Die unbekannte Geschichte

Ein Beitrag von Horst Sommer 
Bibeltexte: Schlachter
2000 

Advent - Adventszeit

• Ursprünglich entsprach der Begriff Advent dem griechischen Begriff epiphaneia („Erscheinung“, siehe Epiphanias)

und bedeutet die Ankunft, Anwesenheit, Besuch eines Amtsträgers, insbesondere die Ankunft von Königen oder Kaisern.

• Es konnte aber auch die Ankunft der Gottheit im Tempel ausdrücken.

• Die Adventszeit war ursprünglich eine Fastenzeit,

die die Alte Kirche auf die Tage zwischen dem 11. November und dem ursprünglichen Weihnachtstermin,

dem Erscheinungsfest am 6. Januar festlegte.

Quelle: http://de.wikipedia.org/wiki/Advent 

Die Adventssonntage im Kirchenjahr haben jeweils einen besonderen Charakter:

• Der erste Adventssonntag erinnert an den Einzug Jesu in Jerusalem

• Der zweite Adventssonntag hat die erhoffte Wiederkunft des Herrn zum Thema.
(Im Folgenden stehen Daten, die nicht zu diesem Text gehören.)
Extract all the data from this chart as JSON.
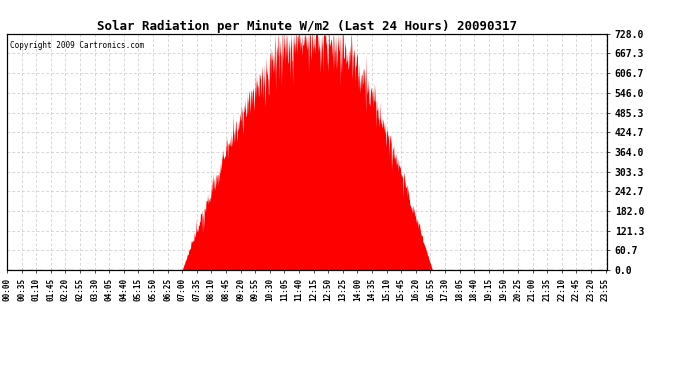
{
  "title": "Solar Radiation per Minute W/m2 (Last 24 Hours) 20090317",
  "copyright": "Copyright 2009 Cartronics.com",
  "fill_color": "#FF0000",
  "line_color": "#FF0000",
  "dashed_line_color": "#FF0000",
  "background_color": "#FFFFFF",
  "grid_color": "#C8C8C8",
  "yticks": [
    0.0,
    60.7,
    121.3,
    182.0,
    242.7,
    303.3,
    364.0,
    424.7,
    485.3,
    546.0,
    606.7,
    667.3,
    728.0
  ],
  "ymax": 728.0,
  "ymin": 0.0,
  "num_minutes": 1440,
  "sunrise_minute": 420,
  "sunset_minute": 1020,
  "peak_minute": 740,
  "peak_value": 728.0,
  "tick_interval_minutes": 35
}
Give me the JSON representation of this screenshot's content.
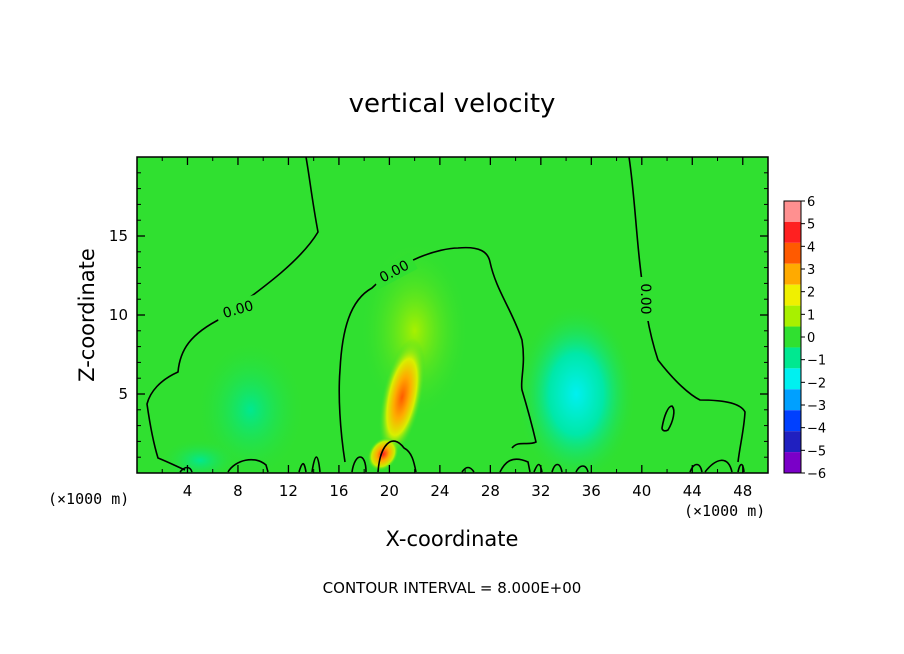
{
  "chart_data": {
    "type": "heatmap",
    "title": "vertical velocity",
    "xlabel": "X-coordinate",
    "ylabel": "Z-coordinate",
    "x_unit_left": "(×1000 m)",
    "x_unit_right": "(×1000 m)",
    "xlim": [
      0,
      50
    ],
    "ylim": [
      0,
      20
    ],
    "x_ticks": [
      4,
      8,
      12,
      16,
      20,
      24,
      28,
      32,
      36,
      40,
      44,
      48
    ],
    "y_ticks": [
      5,
      10,
      15
    ],
    "colorbar": {
      "min": -6,
      "max": 6,
      "labels": [
        6,
        5,
        4,
        3,
        2,
        1,
        0,
        -1,
        -2,
        -3,
        -4,
        -5,
        -6
      ],
      "colors": [
        "#ff9090",
        "#ff2020",
        "#ff5a00",
        "#ffaa00",
        "#f0f000",
        "#a8f000",
        "#30e030",
        "#00e890",
        "#00f0f0",
        "#00a0ff",
        "#0040ff",
        "#2020c0",
        "#7a00c8"
      ]
    },
    "contour_labels": [
      "0.00",
      "0.00",
      "0.00"
    ],
    "contour_interval_text": "CONTOUR INTERVAL = 8.000E+00",
    "field_features": [
      {
        "kind": "updraft",
        "x": 21,
        "z": 4.8,
        "w": 3.2
      },
      {
        "kind": "updraft",
        "x": 19.5,
        "z": 1.2,
        "w": 4.5
      },
      {
        "kind": "weak-updraft",
        "x": 22,
        "z": 9,
        "w": 0.8
      },
      {
        "kind": "downdraft",
        "x": 34.8,
        "z": 5,
        "w": -1.8
      },
      {
        "kind": "weak-downdraft",
        "x": 9,
        "z": 4,
        "w": -0.6
      },
      {
        "kind": "weak-downdraft",
        "x": 5,
        "z": 0.8,
        "w": -0.8
      }
    ]
  }
}
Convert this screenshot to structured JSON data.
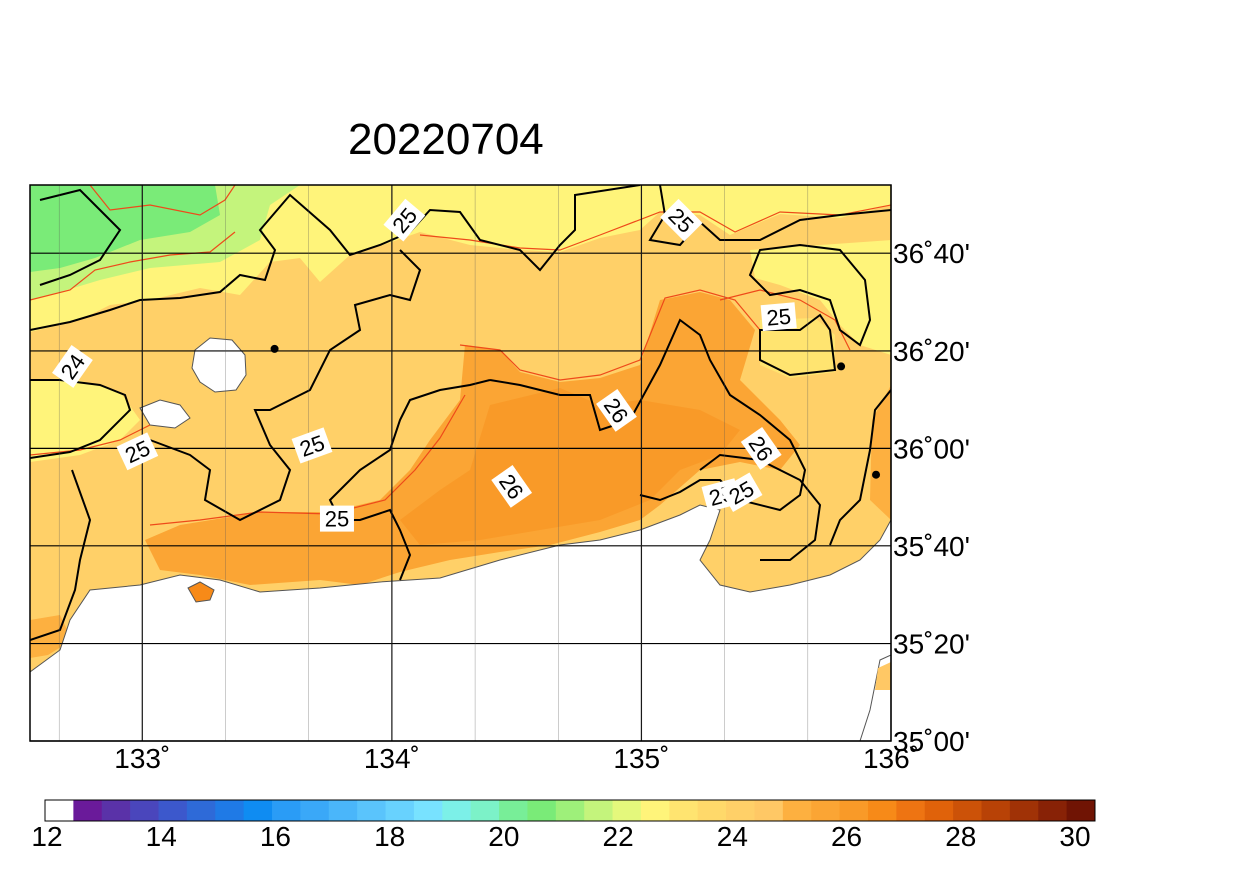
{
  "title": "20220704",
  "map": {
    "lon_range": [
      132.55,
      136.0
    ],
    "lat_range": [
      35.0,
      36.9
    ],
    "lon_ticks": [
      {
        "value": 133,
        "label": "133˚"
      },
      {
        "value": 134,
        "label": "134˚"
      },
      {
        "value": 135,
        "label": "135˚"
      },
      {
        "value": 136,
        "label": "136˚"
      }
    ],
    "lat_ticks": [
      {
        "value": 35.0,
        "label": "35˚00'"
      },
      {
        "value": 35.333,
        "label": "35˚20'"
      },
      {
        "value": 35.667,
        "label": "35˚40'"
      },
      {
        "value": 36.0,
        "label": "36˚00'"
      },
      {
        "value": 36.333,
        "label": "36˚20'"
      },
      {
        "value": 36.667,
        "label": "36˚40'"
      }
    ],
    "contour_labels": [
      {
        "text": "25",
        "lon": 134.05,
        "lat": 36.78,
        "angle": -50
      },
      {
        "text": "25",
        "lon": 135.16,
        "lat": 36.78,
        "angle": 45
      },
      {
        "text": "25",
        "lon": 135.55,
        "lat": 36.45,
        "angle": -5
      },
      {
        "text": "24",
        "lon": 132.72,
        "lat": 36.28,
        "angle": -55
      },
      {
        "text": "26",
        "lon": 134.9,
        "lat": 36.13,
        "angle": 55
      },
      {
        "text": "26",
        "lon": 135.48,
        "lat": 36.0,
        "angle": 55
      },
      {
        "text": "25",
        "lon": 132.98,
        "lat": 35.99,
        "angle": -25
      },
      {
        "text": "25",
        "lon": 133.68,
        "lat": 36.01,
        "angle": -20
      },
      {
        "text": "26",
        "lon": 134.48,
        "lat": 35.87,
        "angle": 55
      },
      {
        "text": "25",
        "lon": 135.32,
        "lat": 35.84,
        "angle": -15
      },
      {
        "text": "25",
        "lon": 135.4,
        "lat": 35.85,
        "angle": -30
      },
      {
        "text": "25",
        "lon": 133.78,
        "lat": 35.76,
        "angle": 0
      }
    ],
    "stations": [
      {
        "lon": 133.53,
        "lat": 36.34
      },
      {
        "lon": 135.8,
        "lat": 36.28
      },
      {
        "lon": 135.94,
        "lat": 35.91
      }
    ]
  },
  "colorbar": {
    "min": 12,
    "max": 30,
    "step": 0.5,
    "tick_labels": [
      "12",
      "14",
      "16",
      "18",
      "20",
      "22",
      "24",
      "26",
      "28",
      "30"
    ],
    "colors": [
      "#ffffff",
      "#6a1a9a",
      "#5a32a8",
      "#4a46bc",
      "#3c58cc",
      "#2e6ad8",
      "#1f7ae6",
      "#0f8cf2",
      "#2a9cf6",
      "#3aa8f8",
      "#4ab6fa",
      "#5ac4fc",
      "#68d2fe",
      "#78e2ff",
      "#7cf0e8",
      "#7cf2c8",
      "#78ee98",
      "#7aeb78",
      "#9ef07a",
      "#c4f47c",
      "#e4f87c",
      "#fff47a",
      "#ffe470",
      "#ffd96a",
      "#ffd068",
      "#ffc865",
      "#fdb040",
      "#fba534",
      "#f99a28",
      "#f78a18",
      "#ee7412",
      "#e0620a",
      "#cc5208",
      "#b84206",
      "#a03206",
      "#882206",
      "#701404"
    ]
  },
  "chart_data": {
    "type": "heatmap",
    "title": "20220704",
    "xlabel": "",
    "ylabel": "",
    "x_ticks": [
      "133˚",
      "134˚",
      "135˚",
      "136˚"
    ],
    "y_ticks": [
      "35˚00'",
      "35˚20'",
      "35˚40'",
      "36˚00'",
      "36˚20'",
      "36˚40'"
    ],
    "xlim": [
      132.55,
      136.0
    ],
    "ylim": [
      35.0,
      36.9
    ],
    "colorbar_range": [
      12,
      30
    ],
    "contour_levels": [
      24,
      25,
      26
    ],
    "grid": true
  }
}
• Der dritte Adventssonntag erinnert an Johannes den Täufer als Vorläufer Jesu Christi.

• Im Zentrum des Gottesdienstes am vierten Adventssonntag steht der Lobgesang der Maria

Quelle: http://de.wikipedia.org/wiki/Advent

 

Was sagt die Bibel zur Ankunft oder das Wiederkommen Jesu?


Wenn man das Wiederkommen Jesu mit den vier Adventsonntagen anhand der Bibel in Verbindung bringt zeigt uns folgende These, dass ER schon zweimal da war und noch zweimal kommt.


1. Advent oder 1. Kommen Jesu

Die Schöpfung

An Weihnachten feiern die Christen, dass Gott selbst, der Ewige, Mensch wurde – im Kind Jesus. Der Schöpfer wurde Geschöpf.

Johannes 1, 1-3:

1 Im Anfang war das Wort, und das Wort war bei Gott, und das Wort war Gott.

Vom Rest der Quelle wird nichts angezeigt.